Rio de Janeiro's police have killed more than 1,500 people in the last five years, driving up the Olympic host's already high violent death rate, Amnesty International said Monday.
A report by the human rights group accuses Rio police of disproportional use of lethal force and of what appear to be extrajudicial executions.
"At least 16 percent of the total homicides registered in the city in the last five years took place at the hands of on-duty police –- 1,519 in total," Amnesty said.
The report -- "You killed my son: Killings by military police in Rio de Janeiro" -- alleges police have a "shoot first, ask questions later" policy and act with near impunity.
It comes as security officials prepare to cope with the Olympics in a year from this week, when tens of thousands of people will attend the world's biggest sporting event.

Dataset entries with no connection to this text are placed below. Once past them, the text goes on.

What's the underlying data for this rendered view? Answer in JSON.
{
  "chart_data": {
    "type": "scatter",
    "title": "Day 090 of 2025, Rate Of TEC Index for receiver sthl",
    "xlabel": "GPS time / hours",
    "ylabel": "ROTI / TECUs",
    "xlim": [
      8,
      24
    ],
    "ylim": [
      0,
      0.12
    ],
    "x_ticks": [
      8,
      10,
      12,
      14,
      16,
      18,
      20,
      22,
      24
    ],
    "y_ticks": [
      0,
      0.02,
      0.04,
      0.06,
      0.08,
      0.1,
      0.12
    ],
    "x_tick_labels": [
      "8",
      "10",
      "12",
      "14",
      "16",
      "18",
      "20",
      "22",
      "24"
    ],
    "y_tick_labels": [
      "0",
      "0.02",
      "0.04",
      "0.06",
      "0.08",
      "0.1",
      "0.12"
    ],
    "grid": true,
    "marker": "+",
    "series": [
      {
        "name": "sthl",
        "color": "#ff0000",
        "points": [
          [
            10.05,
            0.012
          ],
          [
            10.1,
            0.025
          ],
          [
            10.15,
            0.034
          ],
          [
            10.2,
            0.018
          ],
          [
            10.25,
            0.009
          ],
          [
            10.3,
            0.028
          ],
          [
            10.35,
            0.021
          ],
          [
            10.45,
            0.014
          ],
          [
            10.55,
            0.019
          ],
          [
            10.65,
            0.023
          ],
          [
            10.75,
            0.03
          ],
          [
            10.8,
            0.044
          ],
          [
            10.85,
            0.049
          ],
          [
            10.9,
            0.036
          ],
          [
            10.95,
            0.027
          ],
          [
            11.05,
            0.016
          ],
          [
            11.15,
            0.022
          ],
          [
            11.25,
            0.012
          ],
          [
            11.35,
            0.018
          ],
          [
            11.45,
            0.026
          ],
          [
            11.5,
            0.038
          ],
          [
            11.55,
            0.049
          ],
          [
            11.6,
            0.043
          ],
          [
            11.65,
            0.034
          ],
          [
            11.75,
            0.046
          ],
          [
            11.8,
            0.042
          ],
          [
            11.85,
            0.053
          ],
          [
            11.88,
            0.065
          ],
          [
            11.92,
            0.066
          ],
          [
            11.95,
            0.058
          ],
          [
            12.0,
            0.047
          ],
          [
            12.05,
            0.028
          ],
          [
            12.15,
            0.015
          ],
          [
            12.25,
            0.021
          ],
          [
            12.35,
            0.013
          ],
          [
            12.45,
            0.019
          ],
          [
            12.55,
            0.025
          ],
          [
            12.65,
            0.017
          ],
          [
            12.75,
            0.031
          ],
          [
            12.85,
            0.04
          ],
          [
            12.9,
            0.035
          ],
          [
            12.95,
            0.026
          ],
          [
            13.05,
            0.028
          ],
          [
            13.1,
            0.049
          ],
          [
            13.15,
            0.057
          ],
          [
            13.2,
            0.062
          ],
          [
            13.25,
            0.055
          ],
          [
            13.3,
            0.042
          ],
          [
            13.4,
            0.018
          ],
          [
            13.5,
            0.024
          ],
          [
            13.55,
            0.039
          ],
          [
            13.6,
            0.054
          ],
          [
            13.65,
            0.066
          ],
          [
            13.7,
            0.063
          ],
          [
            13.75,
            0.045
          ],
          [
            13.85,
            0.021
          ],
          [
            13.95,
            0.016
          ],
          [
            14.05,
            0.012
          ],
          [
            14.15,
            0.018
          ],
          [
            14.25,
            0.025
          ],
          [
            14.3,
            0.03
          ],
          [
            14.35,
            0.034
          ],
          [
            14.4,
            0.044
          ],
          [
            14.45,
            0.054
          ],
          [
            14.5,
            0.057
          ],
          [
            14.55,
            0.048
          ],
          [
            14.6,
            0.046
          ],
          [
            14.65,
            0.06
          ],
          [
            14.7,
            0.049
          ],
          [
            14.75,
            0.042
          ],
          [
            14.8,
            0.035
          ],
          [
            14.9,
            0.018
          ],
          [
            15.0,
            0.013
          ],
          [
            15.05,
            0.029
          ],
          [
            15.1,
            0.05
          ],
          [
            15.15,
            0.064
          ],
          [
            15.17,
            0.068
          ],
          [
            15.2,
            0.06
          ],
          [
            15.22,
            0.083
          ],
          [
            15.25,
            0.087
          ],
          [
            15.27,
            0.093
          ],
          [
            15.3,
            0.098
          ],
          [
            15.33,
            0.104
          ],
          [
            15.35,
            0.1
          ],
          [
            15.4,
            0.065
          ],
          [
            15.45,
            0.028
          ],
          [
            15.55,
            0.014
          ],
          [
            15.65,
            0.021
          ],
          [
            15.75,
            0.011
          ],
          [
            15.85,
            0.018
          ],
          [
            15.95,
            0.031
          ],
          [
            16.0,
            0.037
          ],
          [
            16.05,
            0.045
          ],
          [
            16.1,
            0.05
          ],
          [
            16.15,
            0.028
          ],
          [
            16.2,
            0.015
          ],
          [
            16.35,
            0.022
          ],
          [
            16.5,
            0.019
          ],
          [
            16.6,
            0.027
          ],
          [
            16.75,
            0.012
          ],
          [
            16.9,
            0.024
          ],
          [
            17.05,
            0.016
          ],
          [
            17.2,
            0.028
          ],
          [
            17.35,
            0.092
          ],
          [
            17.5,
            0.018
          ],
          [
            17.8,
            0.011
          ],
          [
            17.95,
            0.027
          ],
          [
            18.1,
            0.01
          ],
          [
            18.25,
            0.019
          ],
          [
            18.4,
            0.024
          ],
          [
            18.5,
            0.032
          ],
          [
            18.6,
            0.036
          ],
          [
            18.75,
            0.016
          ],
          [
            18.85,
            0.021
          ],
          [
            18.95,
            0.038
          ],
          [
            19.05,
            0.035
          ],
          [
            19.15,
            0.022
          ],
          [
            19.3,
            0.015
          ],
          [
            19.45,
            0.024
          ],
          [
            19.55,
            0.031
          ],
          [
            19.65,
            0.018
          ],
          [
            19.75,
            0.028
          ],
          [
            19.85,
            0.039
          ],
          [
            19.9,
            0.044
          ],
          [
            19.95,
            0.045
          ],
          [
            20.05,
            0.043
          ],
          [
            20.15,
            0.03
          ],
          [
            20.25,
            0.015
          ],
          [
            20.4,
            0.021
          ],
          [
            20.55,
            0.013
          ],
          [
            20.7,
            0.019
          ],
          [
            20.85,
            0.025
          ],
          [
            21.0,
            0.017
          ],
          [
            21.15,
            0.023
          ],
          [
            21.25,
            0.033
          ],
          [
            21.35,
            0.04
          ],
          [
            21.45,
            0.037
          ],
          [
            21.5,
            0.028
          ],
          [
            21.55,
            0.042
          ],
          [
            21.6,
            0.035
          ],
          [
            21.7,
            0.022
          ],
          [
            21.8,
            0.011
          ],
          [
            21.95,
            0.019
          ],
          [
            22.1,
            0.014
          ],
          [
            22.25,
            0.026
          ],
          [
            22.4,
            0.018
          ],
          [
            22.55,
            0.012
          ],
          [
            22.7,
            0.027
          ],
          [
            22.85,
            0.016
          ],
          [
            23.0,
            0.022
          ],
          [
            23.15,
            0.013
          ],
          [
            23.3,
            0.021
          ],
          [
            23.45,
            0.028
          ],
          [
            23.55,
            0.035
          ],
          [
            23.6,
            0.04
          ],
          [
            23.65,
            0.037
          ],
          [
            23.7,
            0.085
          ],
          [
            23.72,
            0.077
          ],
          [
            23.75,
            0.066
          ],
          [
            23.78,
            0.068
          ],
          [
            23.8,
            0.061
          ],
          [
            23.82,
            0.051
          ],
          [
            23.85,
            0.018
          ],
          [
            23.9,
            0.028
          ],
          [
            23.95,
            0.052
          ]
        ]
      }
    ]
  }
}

Officials say they will deploy some 85,000 police and soldiers, most of them focusing on a relatively small zone where the Olympic sites, hotels and beaches are located.
Brazil is one of the most violent of the world's countries that are not at war. More than 50,000 people were murdered in 2012, according to the most recent UN figures.
Crime in Rio has gone down slightly over the last year, official statistics show, in part because of intensive policing in slum areas known as favelas.
However, the city still sees more than three people murdered every day and there are frequent armed clashes between paramilitary police and drug gangs in favelas.
Even parts of the supposedly safe city center are plagued by muggers.
Amnesty said that investigating the details of fatal shootings by police is difficult. However in the Acari favela, at least nine out of 10 killings by police in 2014 "strongly suggests the occurence of extrajudicial executions."
"Rio de Janeiro is a tale of two cities: on the one hand, the glitz and glamor ... on the other, a city marked by repressive police interventions that are decimating a significant part of a generation of young black and poor men," said Atila Roque, director at Amnesty International Brazil.
"Brazil's failed war on drug strategy to tackle the country’s very real public security crisis is backfiring miserably."
The human rights group accused police of systematic cover-ups.
"Such killings are hardly investigated," Amnesty said.
"In practice, many cases are filed as 'resistance followed by death,' which prevents independent investigations and shields the perpetrators from the civilian courts."
In many cases police tamper with the evidence, moving bodies or placing weapons next to them, in order to escape further investigation, the report said.
Police were not immediately available for comment on the report.